Verbindliches Zuchtziel für die gesamte Rheinprovinz war "...ein kräftiges, gut gebautes, tiefes Pferd kaltblütigen Schlages mit starken Knochen und freien Bewegungen – das Rheinische Pferd".

Nicht nur im Rheinland, sondern auch in vielen anderen Provinzen und Ländern des Deutschen Reiches etablierte sich in der 2. Hälfte des 19. Jahrhunderts die Kaltblutzucht. Aufgrund der positiven Erfahrungen setzte sich die belgische, bzw. Rheinisch-belgische Zuchtrichtung immer stärker durch, wurde schließlich ab etwa 1910/20 dominierend.

1904 wurde das westfälische Pferdestammbuch gegründet. Da man in der Provinz Westfalen sowohl Kalt- als auch Warmblut züchtete, wurden im Stutbuch zwei gleichberechtigte Abteilungen eingerichtet.

Der für Provinz Sachsen im Jahre 1899 gegründete Zuchtverband, ab 1912 unter dem Signum "Pferdezuchtverband der Provinz Sachsen" firmierend, betreute zunächst sowohl die englische (Shires, Clydesdales) als auch die belgische, bzw. rheinisch-belgische Zuchtrichtung. Die englische Periode endete 1920 mit dem Ausscheiden des letzten Shire-Hengstes im Jahr 1919.

Ohne die vielfachen Verdienste der übrigen Zuchtgebiete schmälern zu wollen, Ton angebend in der Zucht des ab 1920 als "Rheinisch-Deutsch" bezeichneten Kaltblutpferdes waren die drei preußischen Provinzen Rheinland, Westfalen und Sachsen (einschließlich Anhalt). Die firmierten unter der Bezeichnung "alte Zuchtgebiete", während die übrigen, unabhängig vom Alter ihrer Kaltblutzuchten, kategorisch als "junge" Zuchtgebiete bezeichnet wurden.

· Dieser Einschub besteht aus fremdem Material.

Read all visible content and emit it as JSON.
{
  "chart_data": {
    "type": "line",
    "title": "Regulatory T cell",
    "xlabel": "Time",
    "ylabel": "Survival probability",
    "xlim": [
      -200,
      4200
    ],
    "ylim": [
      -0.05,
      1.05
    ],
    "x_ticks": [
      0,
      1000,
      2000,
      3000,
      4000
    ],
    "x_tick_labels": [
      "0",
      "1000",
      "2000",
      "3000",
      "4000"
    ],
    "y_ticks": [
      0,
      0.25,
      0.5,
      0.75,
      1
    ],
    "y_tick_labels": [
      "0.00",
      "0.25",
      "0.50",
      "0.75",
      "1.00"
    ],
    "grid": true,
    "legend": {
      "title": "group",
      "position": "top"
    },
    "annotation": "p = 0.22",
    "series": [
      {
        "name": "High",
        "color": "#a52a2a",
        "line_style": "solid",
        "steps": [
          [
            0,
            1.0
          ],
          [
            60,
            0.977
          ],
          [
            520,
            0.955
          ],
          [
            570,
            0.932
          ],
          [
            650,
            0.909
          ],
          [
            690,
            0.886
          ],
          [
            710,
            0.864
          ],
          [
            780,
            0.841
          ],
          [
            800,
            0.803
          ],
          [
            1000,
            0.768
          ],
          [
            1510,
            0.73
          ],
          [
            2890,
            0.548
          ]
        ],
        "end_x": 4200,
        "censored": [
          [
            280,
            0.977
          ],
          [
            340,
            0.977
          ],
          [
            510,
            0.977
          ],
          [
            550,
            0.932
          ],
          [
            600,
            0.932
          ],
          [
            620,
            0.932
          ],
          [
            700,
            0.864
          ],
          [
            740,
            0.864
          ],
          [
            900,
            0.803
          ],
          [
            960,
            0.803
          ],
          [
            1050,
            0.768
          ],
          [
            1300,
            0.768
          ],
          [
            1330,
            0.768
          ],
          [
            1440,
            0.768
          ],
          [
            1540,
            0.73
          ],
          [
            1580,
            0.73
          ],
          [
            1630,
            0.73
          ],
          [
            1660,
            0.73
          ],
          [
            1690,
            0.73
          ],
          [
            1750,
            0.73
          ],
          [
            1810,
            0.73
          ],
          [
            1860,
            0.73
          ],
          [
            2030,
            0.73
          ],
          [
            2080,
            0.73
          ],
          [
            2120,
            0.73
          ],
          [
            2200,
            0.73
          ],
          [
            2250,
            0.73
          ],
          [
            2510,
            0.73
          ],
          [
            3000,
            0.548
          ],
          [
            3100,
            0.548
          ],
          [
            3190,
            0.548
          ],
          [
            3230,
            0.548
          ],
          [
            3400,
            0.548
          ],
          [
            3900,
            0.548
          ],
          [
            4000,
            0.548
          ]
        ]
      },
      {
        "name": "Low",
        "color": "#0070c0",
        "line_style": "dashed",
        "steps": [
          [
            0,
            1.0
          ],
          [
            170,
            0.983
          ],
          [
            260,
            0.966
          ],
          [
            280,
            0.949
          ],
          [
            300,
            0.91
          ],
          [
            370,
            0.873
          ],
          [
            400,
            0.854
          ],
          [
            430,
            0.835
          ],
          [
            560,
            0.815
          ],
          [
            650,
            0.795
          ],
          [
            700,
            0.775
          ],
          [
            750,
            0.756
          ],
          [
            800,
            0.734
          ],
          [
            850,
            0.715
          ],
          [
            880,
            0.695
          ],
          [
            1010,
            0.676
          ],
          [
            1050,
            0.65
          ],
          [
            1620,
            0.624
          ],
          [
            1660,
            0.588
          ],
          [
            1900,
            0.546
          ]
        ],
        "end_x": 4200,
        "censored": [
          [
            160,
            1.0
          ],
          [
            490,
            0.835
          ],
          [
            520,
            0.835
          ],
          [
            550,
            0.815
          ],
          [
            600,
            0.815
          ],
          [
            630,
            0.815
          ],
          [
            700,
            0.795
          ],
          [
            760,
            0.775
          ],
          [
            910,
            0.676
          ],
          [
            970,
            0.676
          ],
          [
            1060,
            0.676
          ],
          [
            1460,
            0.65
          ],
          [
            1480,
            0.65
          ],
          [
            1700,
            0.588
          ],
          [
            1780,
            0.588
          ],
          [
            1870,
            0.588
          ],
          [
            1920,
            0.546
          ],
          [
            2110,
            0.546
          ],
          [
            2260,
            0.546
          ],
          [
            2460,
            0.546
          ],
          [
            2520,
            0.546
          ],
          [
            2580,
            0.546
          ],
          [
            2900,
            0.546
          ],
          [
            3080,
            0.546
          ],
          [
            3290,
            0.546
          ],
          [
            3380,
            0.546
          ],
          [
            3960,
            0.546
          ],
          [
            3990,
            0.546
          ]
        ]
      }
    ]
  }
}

Bezeichnend ist, dass keine Hengste aus den jungen Zuchtgebieten in den Hengstdepots Wickrath (Rhld.), Warendorf (Westf.) oder Krenz (Sachsen) eingestellt wurden.

Dank züchterischer Auslese und gezielter Fördermaßnahmen verbesserte sich die Qualität des Rheinisch-Deutschen Kaltblutpferdes innerhalb weniger Generationen. Maßgeblichen Anteil daran hatten mehr oder weniger gezielte Importe wertvoller Zuchtpferde aus dem belgischen Mutterland. Insbesondere der Ankauf bedeutender Hengste durch private Züchter und die staatliche Gestütsverwaltung verbesserten das Niveau der Zucht enorm.

Ab etwa 1920 kann das Rheinisch-Deutsche Kaltblut als eigenständige Rasse bezeichnet werden. Importe von belgischen Zuchtstuten unterblieben weitgehend. Auf die Einfuhr belgischer Zuchthengste wurde nicht gänzlich verzichtet., wobei sehr hohe Anforderungen an die Qualität der Hengste gestellt wurden.

Wirtschaftlich-politische Rahmenbedingungen (Zolltarife, Meistbegünstigungsklausel) sorgten für Masseneinfuhren von Gebrauchspferden aus Belgien, Dänemark und andren Ländern.

Die dadurch verminderten Absatzchancen für einheimische Arbeitspferde hatten negative Auswirkungen auf das Zuchtgeschehen, die Bedeckungen stagnierten, bzw. waren rückläufig. Mit Beginn der Nazi-Herrschaft kam ein Umschwung. Offensichtlich schöpften die Landwirte aus den Wirtschaftsversprechungen der "Blut-und-Boden-Ideologie" des Regimes neue Hoffnung. Die Kaltblutzucht erhielt neuen Schwung, überflügelte die Warmblutzucht sogar deutlich.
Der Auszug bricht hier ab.